51

I knew it was coming. Because of many extenuating circumstances, the day slipped by almost unnoticed. But I have arrived. I’m solidly in my fifties now. As I told a friend this morning, “I love the number 51. It’s so stealthy. Seems like it’s prime, but it isn’t. Kind of like me these days.” Har, har.

Ushering in this particular year means that the coming calendar year brings a significant milestone for me: in April, it will be ten years since my initial melanoma diagnosis. When I was diagnosed, in 2013, things were maybe looking better for patients, but it was still a very grim reality to face. As I progressed into lung metastases (2014) and the brain thing (2015), things got better and better in terms of the medicine. And they got better and better for me. I’m insanely lucky to still be alive, but it’s not an accident. It seems that the medicine is doing (or did do) precisely what was intended. I’m just waiting around for my type of response to treatment to catch up to everyone else.

I’m working in a medical school library now. It’s very exciting to think that the Next Big Thing in treatment could come from the mind of one of the students I’ll be working with. I haven’t yet settled on what I might want to say at work about my dealings with cancer. Anyone with the curiosity to do so can easily find their way to my blog, of course. But if I bring this up in my work context I need it to be for a reason, I need it to have some kind of educational value or be some way that medical practitioners in training can learn about working with their future patients. I’ll have to think about all that.

Off to work. Day 1 of the rest of my life.
I have a cube.
Keychain my brother made for me in shop. I mostly have used it for work keys. Now I have work keys.
My first interlibrary loan request. I can honestly say I contributed to this paper, because I am one of the patients they’re writing about. (Dr. K, Dr. P, and Nurse Practitioner K are coauthors.)

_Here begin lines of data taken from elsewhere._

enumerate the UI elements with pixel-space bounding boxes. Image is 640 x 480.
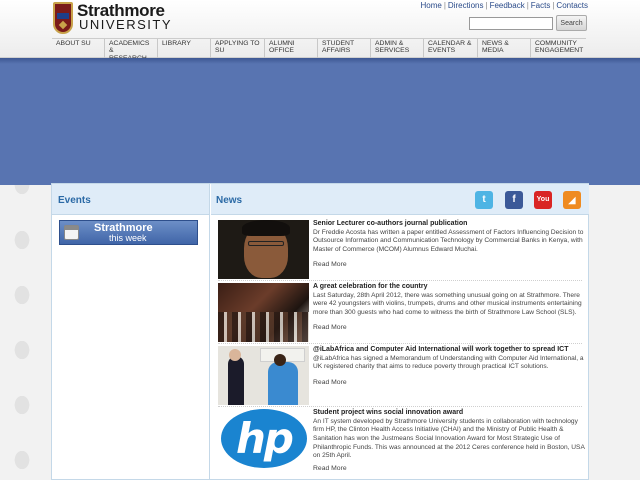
directions-link[interactable]: Directions: [448, 1, 484, 10]
news-text: Student project wins social innovation a…: [313, 409, 589, 461]
crest-emblem: [58, 20, 68, 30]
search-input[interactable]: [469, 17, 553, 30]
nav-label: Admin &: [375, 40, 404, 47]
news-thumbnail-lecturer[interactable]: [218, 220, 309, 279]
link-separator: |: [443, 1, 446, 10]
banner-shadow: [0, 58, 640, 64]
link-separator: |: [485, 1, 488, 10]
news-heading: News: [216, 195, 243, 206]
nav-label: News &: [482, 40, 509, 47]
news-title[interactable]: @iLabAfrica and Computer Aid Internation…: [313, 346, 589, 355]
nav-label: Applying to: [215, 40, 260, 47]
news-heading-bar: [211, 184, 589, 215]
nav-item-about[interactable]: About SU: [52, 39, 105, 59]
events-column: Events Strathmore this week: [52, 184, 210, 480]
news-title[interactable]: Student project wins social innovation a…: [313, 409, 589, 418]
news-title[interactable]: A great celebration for the country: [313, 283, 589, 292]
news-text: Senior Lecturer co-authors journal publi…: [313, 220, 589, 255]
news-column: News t f You ◢ Senior Lecturer co-author…: [211, 184, 589, 480]
nav-item-news-media[interactable]: News & Media: [478, 39, 531, 59]
logo-wordmark-bottom[interactable]: UNIVERSITY: [79, 17, 172, 32]
nav-label: Calendar &: [428, 40, 472, 47]
news-divider: [218, 343, 582, 344]
nav-item-alumni[interactable]: Alumni Office: [265, 39, 318, 59]
facts-link[interactable]: Facts: [531, 1, 551, 10]
nav-item-academics[interactable]: Academics &Research: [105, 39, 158, 62]
events-heading: Events: [52, 184, 209, 215]
news-item: Senior Lecturer co-authors journal publi…: [218, 220, 583, 280]
home-link[interactable]: Home: [420, 1, 441, 10]
strathmore-this-week-button[interactable]: Strathmore this week: [59, 220, 198, 245]
person-right: [268, 362, 298, 405]
news-summary: @iLabAfrica has signed a Memorandum of U…: [313, 354, 584, 371]
contacts-link[interactable]: Contacts: [556, 1, 588, 10]
news-thumbnail-hp[interactable]: hp: [218, 409, 309, 468]
news-item: hp Student project wins social innovatio…: [218, 409, 585, 475]
hp-logo: hp: [221, 409, 307, 468]
twitter-icon[interactable]: t: [475, 191, 493, 209]
news-divider: [218, 280, 582, 281]
nav-item-library[interactable]: Library: [158, 39, 211, 59]
link-separator: |: [552, 1, 555, 10]
nav-item-admin[interactable]: Admin & Services: [371, 39, 424, 59]
news-item: @iLabAfrica and Computer Aid Internation…: [218, 346, 584, 406]
rss-icon[interactable]: ◢: [563, 191, 581, 209]
portrait-hair: [242, 220, 290, 236]
news-item: A great celebration for the country Last…: [218, 283, 583, 343]
week-button-subtitle: this week: [109, 233, 147, 243]
portrait-glasses: [248, 241, 284, 246]
site-header: Strathmore UNIVERSITY Home | Directions | Fe…: [0, 0, 640, 62]
news-summary: Last Saturday, 28th April 2012, there wa…: [313, 291, 582, 316]
news-summary: An IT system developed by Strathmore Uni…: [313, 417, 585, 460]
read-more-link[interactable]: Read More: [313, 465, 347, 472]
nav-item-community[interactable]: Community Engagement: [531, 39, 586, 59]
news-thumbnail-celebration[interactable]: [218, 283, 309, 342]
nav-label: Community: [535, 40, 577, 47]
hero-banner: [0, 58, 640, 185]
news-summary: Dr Freddie Acosta has written a paper en…: [313, 228, 584, 253]
nav-item-student-affairs[interactable]: Student Affairs: [318, 39, 371, 59]
nav-label-line2: SU: [215, 47, 225, 55]
news-divider: [218, 406, 582, 407]
nav-label-line2: Office: [269, 47, 294, 55]
read-more-link[interactable]: Read More: [313, 324, 347, 331]
main-navigation: About SU Academics &Research Library App…: [52, 38, 586, 62]
crest-band: [57, 13, 69, 19]
nav-label-line2: Engagement: [535, 47, 584, 55]
nav-item-applying[interactable]: Applying to SU: [211, 39, 265, 59]
utility-links: Home | Directions | Feedback | Facts | Contacts: [420, 1, 588, 10]
person-left-head: [229, 349, 241, 361]
news-title[interactable]: Senior Lecturer co-authors journal publi…: [313, 220, 589, 229]
feedback-link[interactable]: Feedback: [490, 1, 525, 10]
read-more-link[interactable]: Read More: [313, 261, 347, 268]
nav-item-calendar[interactable]: Calendar & Events: [424, 39, 478, 59]
news-text: A great celebration for the country Last…: [313, 283, 589, 318]
nav-label-line2: Events: [428, 47, 456, 55]
person-left: [228, 356, 244, 405]
nav-label: Student: [322, 40, 355, 47]
nav-label-line2: Affairs: [322, 47, 351, 55]
person-right-head: [274, 354, 286, 366]
read-more-link[interactable]: Read More: [313, 379, 347, 386]
nav-label: Academics &: [109, 40, 150, 55]
calendar-icon: [64, 225, 79, 240]
crowd-image: [218, 312, 309, 342]
nav-label: About SU: [56, 40, 91, 47]
nav-label-line2: Services: [375, 47, 410, 55]
nav-label: Alumni: [269, 40, 295, 47]
university-crest-logo[interactable]: [53, 2, 73, 34]
search-button[interactable]: Search: [556, 15, 587, 31]
link-separator: |: [526, 1, 529, 10]
news-text: @iLabAfrica and Computer Aid Internation…: [313, 346, 589, 372]
youtube-icon[interactable]: You: [534, 191, 552, 209]
news-thumbnail-ilabafrica[interactable]: [218, 346, 309, 405]
content-panel: Events Strathmore this week News t f You…: [51, 183, 589, 480]
nav-label: Library: [162, 40, 191, 47]
facebook-icon[interactable]: f: [505, 191, 523, 209]
nav-label-line2: Media: [482, 47, 504, 55]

There is a whole lot else going on but for now I’m going to wrap this up. My birthday dinner was co-opted for another purpose, so we’re having it tomorrow. I can say one thing: having a job is the best antidepressant I can think of. My self-esteem is no longer scraping bottom because I am not employed. I am not moping around the house. My commute is reasonable, I’m reading again while I’m on the train, and I’m getting more steps in every day. 51 is a quiet joy — at least for now.